Comprendo que al decir esto no hago sino aumentar la perplejidad de los lectores preocupados. Y sin embargo, en medio de todo este tumulto ha brillado una luz que puede reducir a la nada los esfuerzos del mundo para terminar con la Iglesia de Cristo: el 30 de junio de 1968 el Santo Padre proclamó su profesión de fe. Éste es un acto que, desde el punto de vista dogmático, es más importante que todo el concilio.

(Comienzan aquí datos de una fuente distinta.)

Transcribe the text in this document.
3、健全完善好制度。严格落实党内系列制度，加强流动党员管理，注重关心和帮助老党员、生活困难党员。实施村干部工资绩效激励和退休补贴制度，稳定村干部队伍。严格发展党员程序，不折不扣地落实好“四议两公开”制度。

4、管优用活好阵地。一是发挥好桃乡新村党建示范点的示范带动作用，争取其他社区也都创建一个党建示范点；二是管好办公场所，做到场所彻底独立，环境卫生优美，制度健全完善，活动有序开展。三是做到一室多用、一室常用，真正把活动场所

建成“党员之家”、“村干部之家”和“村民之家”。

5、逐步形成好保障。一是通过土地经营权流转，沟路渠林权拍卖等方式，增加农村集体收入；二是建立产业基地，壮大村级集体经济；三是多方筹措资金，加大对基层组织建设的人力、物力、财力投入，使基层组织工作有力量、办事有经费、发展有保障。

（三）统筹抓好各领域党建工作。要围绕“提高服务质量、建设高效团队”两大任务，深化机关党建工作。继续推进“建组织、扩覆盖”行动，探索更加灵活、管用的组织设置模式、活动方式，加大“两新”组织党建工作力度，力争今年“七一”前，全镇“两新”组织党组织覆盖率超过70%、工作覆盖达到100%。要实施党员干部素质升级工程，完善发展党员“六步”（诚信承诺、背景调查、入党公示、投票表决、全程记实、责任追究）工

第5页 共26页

Ese Credo, redactado por el sucesor de Pedro para afirmar la fe dé Pedro, asumió una solemnidad absolutamente extraordinaria. Cuando el Papa se puso de pie para pronunciarlo, los cardenales también se levantaron y toda la multitud quiso imitarlos, pero el Papa hizo sentar a todo el mundo; quería estar sólo él de pie como vicario de Cristo; para proclamar su Credo, y lo hizo con las palabras más solemnes en nombre de la Santísima Trinidad, ante los santos ángeles, ante toda la Iglesia. Por consiguiente, el Papa llevó a cabo un acto que compromete la fe de la Iglesia.
Tenemos pues éste consuelo y esta confianza de sentir que el Espíritu Santo no nos ha abandonado. Se puede decir que el arca de la fe, apoyándose en el concilio Vaticano I, torna a encontrar un nuevo punto de apoyo en la profesión de fe de Pablo VI.
(8) Demain la liturgie. Ed. du Cerf.
(9) Le Catholeisme liberal, 1969.
(10) Un evéque parle, E. Dominique Martín Morin.